Almost a quarter of final-salary schemes are now shut to both new and existing staff, up from 17 per cent last year and compared with just 3 per cent in 2008, new figures from the National Association of Pension Funds (NAPF) show. Less than a fifth of private sector final-salary arrangements are open to new employees, down from 88 per cent a decade ago.
The NAPF’s annual survey also revealed that three in ten firms with final-salary schemes still open to existing staff plan to close them in the next five years.
And it warned that more closures are inevitable as employers wrestle with growing demographic and funding pressures.
Joanne Segars, chief executive of the NAPF, said: “The private sector is seeing a seismic shift in its pensions, and more change is certain. Final-salary deals are coming off the table and are either being watered-down or replaced altogether.
“Many firms are trying to get a grip on the risks and rising costs by freezing the fund to both new and existing staff.”
Of the few firms that do plan to continue providing final-salary pensions, one in ten intends to make them less generous, with some moving to the career average earnings structure proposed for the public sector.
Graeme Mitchell, managing director at Lowland Financial in Galashiels, believes final-salary pensions in the private sector are heading for extinction.
“I imagine very few existing schemes are not underfunded and either hoping for an improvement in markets, encouraging people to leave the scheme or planning to close it altogether.

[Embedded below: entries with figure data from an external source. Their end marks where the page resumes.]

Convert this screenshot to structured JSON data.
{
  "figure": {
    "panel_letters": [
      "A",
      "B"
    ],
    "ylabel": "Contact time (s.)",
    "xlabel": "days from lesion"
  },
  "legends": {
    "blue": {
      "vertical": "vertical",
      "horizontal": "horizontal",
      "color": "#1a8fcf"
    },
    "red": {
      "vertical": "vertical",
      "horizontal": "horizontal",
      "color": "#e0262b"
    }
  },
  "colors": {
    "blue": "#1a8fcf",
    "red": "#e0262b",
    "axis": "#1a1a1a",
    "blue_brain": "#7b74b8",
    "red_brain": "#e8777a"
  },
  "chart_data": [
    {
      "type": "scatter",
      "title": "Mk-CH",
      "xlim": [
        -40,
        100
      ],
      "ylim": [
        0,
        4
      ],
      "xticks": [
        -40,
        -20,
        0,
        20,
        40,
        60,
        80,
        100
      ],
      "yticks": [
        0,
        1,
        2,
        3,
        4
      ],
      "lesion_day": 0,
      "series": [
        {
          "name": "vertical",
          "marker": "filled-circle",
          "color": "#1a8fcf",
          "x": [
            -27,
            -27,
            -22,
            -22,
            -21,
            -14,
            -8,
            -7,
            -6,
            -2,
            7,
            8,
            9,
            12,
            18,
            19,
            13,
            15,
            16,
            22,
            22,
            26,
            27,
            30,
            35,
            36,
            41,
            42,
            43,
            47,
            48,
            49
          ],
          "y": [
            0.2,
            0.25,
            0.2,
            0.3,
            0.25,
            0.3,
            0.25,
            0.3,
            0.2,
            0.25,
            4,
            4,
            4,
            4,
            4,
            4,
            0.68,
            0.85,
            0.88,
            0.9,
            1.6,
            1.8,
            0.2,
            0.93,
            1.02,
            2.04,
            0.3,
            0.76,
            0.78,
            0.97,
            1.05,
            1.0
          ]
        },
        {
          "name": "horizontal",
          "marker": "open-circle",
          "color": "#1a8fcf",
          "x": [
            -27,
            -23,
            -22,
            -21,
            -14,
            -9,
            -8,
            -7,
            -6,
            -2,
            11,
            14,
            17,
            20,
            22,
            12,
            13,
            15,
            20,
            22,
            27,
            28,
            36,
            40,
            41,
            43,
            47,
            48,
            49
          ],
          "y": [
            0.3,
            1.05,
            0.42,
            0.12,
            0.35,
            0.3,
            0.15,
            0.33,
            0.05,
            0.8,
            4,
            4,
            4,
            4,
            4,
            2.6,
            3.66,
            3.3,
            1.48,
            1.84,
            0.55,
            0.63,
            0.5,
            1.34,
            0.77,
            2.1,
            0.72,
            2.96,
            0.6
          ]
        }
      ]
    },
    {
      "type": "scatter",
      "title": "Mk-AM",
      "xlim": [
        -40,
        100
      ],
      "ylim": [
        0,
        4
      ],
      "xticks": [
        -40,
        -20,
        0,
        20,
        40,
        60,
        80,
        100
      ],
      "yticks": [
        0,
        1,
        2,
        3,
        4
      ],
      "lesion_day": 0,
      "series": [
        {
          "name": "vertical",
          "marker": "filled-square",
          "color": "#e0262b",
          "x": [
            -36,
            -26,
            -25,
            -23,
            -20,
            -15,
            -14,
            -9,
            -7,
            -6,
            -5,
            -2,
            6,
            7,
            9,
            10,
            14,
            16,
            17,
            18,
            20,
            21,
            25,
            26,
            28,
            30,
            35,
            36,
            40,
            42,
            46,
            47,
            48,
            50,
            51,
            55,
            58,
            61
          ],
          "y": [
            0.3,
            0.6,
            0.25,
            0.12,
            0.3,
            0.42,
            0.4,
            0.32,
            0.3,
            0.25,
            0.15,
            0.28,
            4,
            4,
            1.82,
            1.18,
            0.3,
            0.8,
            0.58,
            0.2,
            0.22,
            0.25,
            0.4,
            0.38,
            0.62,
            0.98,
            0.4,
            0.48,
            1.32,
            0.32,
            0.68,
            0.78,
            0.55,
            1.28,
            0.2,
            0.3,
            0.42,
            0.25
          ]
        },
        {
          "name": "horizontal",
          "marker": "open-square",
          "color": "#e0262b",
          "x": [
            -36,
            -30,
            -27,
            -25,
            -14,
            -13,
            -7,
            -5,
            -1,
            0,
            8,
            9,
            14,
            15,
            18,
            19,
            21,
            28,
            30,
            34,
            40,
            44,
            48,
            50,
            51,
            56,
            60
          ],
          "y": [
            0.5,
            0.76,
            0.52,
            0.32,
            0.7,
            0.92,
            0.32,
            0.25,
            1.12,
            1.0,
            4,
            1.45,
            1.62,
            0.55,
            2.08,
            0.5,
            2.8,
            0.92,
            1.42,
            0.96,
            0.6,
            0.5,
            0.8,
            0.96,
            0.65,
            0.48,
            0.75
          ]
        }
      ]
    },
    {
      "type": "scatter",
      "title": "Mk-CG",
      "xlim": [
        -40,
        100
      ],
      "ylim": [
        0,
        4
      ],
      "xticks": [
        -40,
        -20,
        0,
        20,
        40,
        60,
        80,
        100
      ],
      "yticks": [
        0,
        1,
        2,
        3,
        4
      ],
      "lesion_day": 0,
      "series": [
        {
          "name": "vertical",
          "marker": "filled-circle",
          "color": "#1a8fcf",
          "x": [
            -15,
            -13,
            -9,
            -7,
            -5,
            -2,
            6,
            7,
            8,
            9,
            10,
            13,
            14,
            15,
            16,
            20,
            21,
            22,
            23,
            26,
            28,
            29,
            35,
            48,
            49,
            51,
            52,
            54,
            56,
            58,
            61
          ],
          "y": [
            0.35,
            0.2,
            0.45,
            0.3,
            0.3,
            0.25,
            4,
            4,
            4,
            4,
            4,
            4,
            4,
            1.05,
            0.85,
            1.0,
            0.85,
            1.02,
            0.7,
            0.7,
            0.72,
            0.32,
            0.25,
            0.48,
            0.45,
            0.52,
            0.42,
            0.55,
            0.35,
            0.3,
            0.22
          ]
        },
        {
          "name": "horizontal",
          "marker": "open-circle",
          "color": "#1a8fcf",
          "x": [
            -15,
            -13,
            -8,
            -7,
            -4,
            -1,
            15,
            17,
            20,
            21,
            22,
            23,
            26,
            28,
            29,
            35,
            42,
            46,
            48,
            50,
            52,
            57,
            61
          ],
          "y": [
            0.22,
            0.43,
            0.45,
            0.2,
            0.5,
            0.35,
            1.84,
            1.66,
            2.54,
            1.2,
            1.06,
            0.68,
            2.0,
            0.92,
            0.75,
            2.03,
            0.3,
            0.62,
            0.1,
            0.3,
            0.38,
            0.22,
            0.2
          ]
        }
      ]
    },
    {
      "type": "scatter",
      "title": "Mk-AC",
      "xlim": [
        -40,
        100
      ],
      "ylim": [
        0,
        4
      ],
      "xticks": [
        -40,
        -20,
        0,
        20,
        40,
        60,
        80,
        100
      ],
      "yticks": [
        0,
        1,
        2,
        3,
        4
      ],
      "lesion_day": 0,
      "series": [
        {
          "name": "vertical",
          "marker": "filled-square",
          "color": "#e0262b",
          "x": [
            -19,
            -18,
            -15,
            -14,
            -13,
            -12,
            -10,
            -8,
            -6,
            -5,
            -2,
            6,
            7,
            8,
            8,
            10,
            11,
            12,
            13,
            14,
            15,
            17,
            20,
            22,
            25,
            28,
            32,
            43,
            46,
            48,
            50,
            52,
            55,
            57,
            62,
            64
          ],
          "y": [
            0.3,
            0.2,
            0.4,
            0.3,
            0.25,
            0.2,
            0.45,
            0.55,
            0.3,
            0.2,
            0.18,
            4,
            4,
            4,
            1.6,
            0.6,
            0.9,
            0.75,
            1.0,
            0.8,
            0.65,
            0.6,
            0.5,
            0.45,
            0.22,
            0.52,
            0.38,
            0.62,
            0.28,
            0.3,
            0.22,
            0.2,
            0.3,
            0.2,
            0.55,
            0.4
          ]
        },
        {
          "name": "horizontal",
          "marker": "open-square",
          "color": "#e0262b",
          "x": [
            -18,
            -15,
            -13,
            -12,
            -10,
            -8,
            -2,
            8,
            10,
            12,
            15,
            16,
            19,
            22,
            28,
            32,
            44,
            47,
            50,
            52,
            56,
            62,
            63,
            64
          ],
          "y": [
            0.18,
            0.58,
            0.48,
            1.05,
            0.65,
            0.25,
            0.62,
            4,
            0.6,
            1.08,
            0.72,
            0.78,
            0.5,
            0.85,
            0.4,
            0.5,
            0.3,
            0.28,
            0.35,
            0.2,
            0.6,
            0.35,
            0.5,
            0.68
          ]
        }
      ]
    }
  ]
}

The nails are in the coffin and private sector final-salary pensions are on the way out, sadly.”
Up to a quarter of a million private sector workers have been moved out of their final-salary pension over the last three years alone, according to the NAPF. The majority have been shifted into defined-contribution (money purchase) schemes, where returns depend on contributions and investment performance.
Segars said: “People will often find that the replacement pension on offer is a good one. It’s encouraging to see that, despite the harsh economic climate, payments into defined-contribution pensions by staff and their employers have remained stable.”
But the NAPF’s latest report comes just days after consultants Mercer revealed that employer payments to defined-contribution pensions has stalled after ten successive years of growth, while average member contributions have plunged from 4.6 to 4.2 per cent in the past year.